When viewed in this light, the outcry from Chinese officials over these “attacks” on their sovereignty begins to make more sense. Is it likely that any of these seemingly harmless events have truly “hurt the feelings” of a large swathe of Chinese citizens? It is doubtful. Do these slights by foreign businesses really warrant official responses from senior government officials? Probably not. What is true, however, is that these incidents represent a golden opportunity for the regime to further cement their narrative on Tibet, forcing businesses to officially back their side of this debate.
“At home and abroad, the CCP is fighting a defensive ideological battle against liberal norms of democracy and human rights, but so far at least, it is not engaged in a determined effort to spread autocracy,” writes Jessica Chen Weiss, a Cornell University professor and author of “Powerful Patriots: Nationalist Protest in China’s Foreign Relations..”
Backlash in the U.S
Nevertheless, in the Month of 2019, the moves by U.S. companies to accommodate Beijing have created a harsh backlash across the U.S. political spectrum: “From Republican Sen. Ted Cruz of Texas and Democratic Rep. Alexandria Ocasio-Cortez of New York” criticizing Apple in an open letter to Democratic presidential candidate Elizabeth Warren and Republican Vice President Mike Pence criticizing the NBA.
By “siding with the Chinese Communist Party and silencing free speech, the NBA is acting like a wholly-owned subsidiary of the authoritarian regime,” Mr. Pence Former Vice-President said in a major Trump Administration foreign policy.
In his speech, Mr. Pence made clear the U.S. did not seek a decoupling.
All this leaves U.S. multinationals walking a tightrope, trying to preserve their business in China while not offending American politicians or consumers.
“Companies are thinking very hard about how they are going to mitigate that risk,” says Andrew Polk, a founding partner of Trivium China, a strategic advisory firm based in Beijing. “But for most of them, it’s not an option not to be in China. The growth of the global economy is happening in Asia and it’s centered in China. And if you want to be a company that’s growing, you’ve got to find a way to tap into that demand. It is that simple.”

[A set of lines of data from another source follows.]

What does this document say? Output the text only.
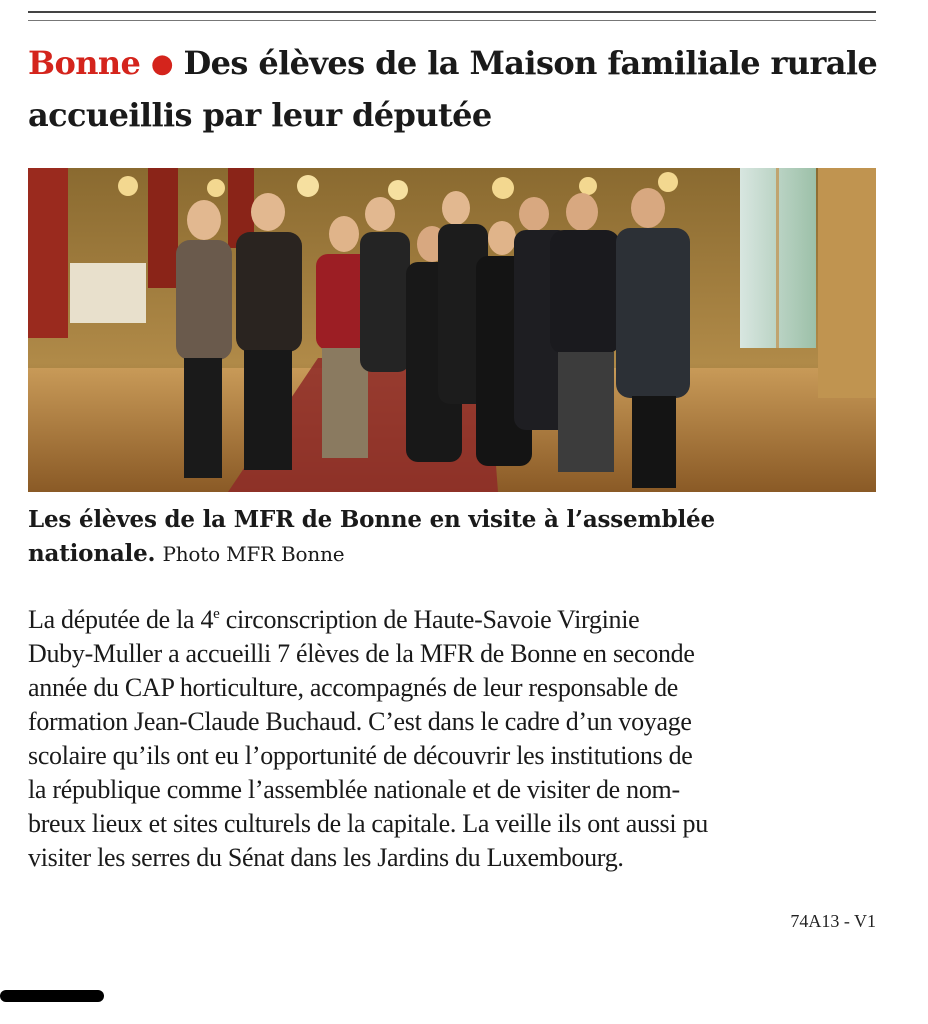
Bonne ● Des élèves de la Maison familiale rurale
accueillis par leur députée
Les élèves de la MFR de Bonne en visite à l’assemblée
nationale. Photo MFR Bonne
La députée de la 4e circonscription de Haute-Savoie Virginie
Duby-Muller a accueilli 7 élèves de la MFR de Bonne en seconde
année du CAP horticulture, accompagnés de leur responsable de
formation Jean-Claude Buchaud. C’est dans le cadre d’un voyage
scolaire qu’ils ont eu l’opportunité de découvrir les institutions de
la république comme l’assemblée nationale et de visiter de nom-
breux lieux et sites culturels de la capitale. La veille ils ont aussi pu
visiter les serres du Sénat dans les Jardins du Luxembourg.
74A13 - V1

In a 2019 talk, Facebook CEO Mark Zuckerberg cast his company as one that sought access to China hoping “we might help create a more open society.” But the narrative was told. Facebook now has “more freedom to speak out and stand up for the values we believe in,” he said, after being rejected in those efforts.
The poster child for this quandary is Apple. More than 90% of its manufacturing and 20% of its sales come from China.
Even if Apple wanted to leave, it would take three years to move 10% of its manufacturing production in the best-case scenario, says Dan Ives, an analyst at Wedbush Securities.
And China is not eager to see Western companies leave. At times of peak iPhone production, such as now, Apple employs some 1.4 million Chinese.
“Ultimately, from a technology and from an ecosystem perspective, [China and the U.S.] rely on each other: One’s the heart, one’s the lungs,” Mr. Ives says. “As much as they’re in an old Western standoff, they both know what’s at stake.”
Beijing has seemingly made it a priority to pressure big businesses into taking the Communist Party line on China’s territorial disputes… and so far, they are succeeding.
Now it’s up to American Corporations to Decide “American Values” OR “Chinese Profits”?